• this is the setup:

    dual internet connections <-> pfsense-A 2.0 <–-bridge---> pfsense-B <-> lan

    the purpose of pfsense-B is:

    • traffic shaping
    • squid (doesn't work well on pfsense-A with the two ISPs)

    i'm trying to lab this out in vmware workstation. pfsense-B has three nics:
    em0 - wan: connected to pfsense-A
    em1 - lan: connected to LAN
    em2 - opt1: connected to a pc (because most of these configs cause me to lose access to em1 and em0)

    After a clean install, I enabled the three NICs and put a single rule on each one saying allow any traffic
    I went to assign interfaces and created a bridge with em0 and em1
    I assigned this bridge to the LAN interface.

    At this point, I am no longer able to access pfsense-B from the lan.
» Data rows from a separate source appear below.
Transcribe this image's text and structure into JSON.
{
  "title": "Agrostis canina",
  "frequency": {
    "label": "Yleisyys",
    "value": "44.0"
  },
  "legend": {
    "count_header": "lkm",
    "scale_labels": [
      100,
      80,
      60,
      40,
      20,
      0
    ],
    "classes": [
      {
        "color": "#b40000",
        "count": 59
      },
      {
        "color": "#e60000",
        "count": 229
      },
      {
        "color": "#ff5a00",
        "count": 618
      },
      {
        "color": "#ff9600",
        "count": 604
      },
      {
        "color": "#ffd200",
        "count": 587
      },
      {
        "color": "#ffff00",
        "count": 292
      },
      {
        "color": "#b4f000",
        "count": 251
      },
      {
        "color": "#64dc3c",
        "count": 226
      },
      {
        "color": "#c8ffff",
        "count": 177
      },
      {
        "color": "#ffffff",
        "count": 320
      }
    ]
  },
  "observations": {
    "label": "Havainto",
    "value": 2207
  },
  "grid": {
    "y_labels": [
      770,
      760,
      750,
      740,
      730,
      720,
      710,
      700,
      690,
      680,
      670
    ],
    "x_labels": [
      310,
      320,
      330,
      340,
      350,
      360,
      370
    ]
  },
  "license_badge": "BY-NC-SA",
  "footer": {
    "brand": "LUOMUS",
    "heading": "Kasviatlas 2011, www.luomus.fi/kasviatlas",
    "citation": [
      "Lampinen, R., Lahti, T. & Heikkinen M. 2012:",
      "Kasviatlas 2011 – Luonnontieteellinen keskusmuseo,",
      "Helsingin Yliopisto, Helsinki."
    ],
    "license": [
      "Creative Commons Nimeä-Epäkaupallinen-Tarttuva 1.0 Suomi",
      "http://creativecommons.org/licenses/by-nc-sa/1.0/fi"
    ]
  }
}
I can still access it on opt1.

    If I start a ping from the Lan to pfsense-A, using tcpdump I will see this:

    lan host ARP who-has request -> pfsense-A -> pfsense-B
    pfsense B ARP reply -> pfsense-A -> (then the packet is lost, not seen on lan wan or opt1)

    so I have the bridge 3/4 of the way working. If pfsense-A would send arp (and then hopefully other traffic) back to the LAN, I will be up and running. Can anyone guess at anything I may be missing?

  • You can assign it as an optional interface the bridge and than it will work normally without dropping you from LAN!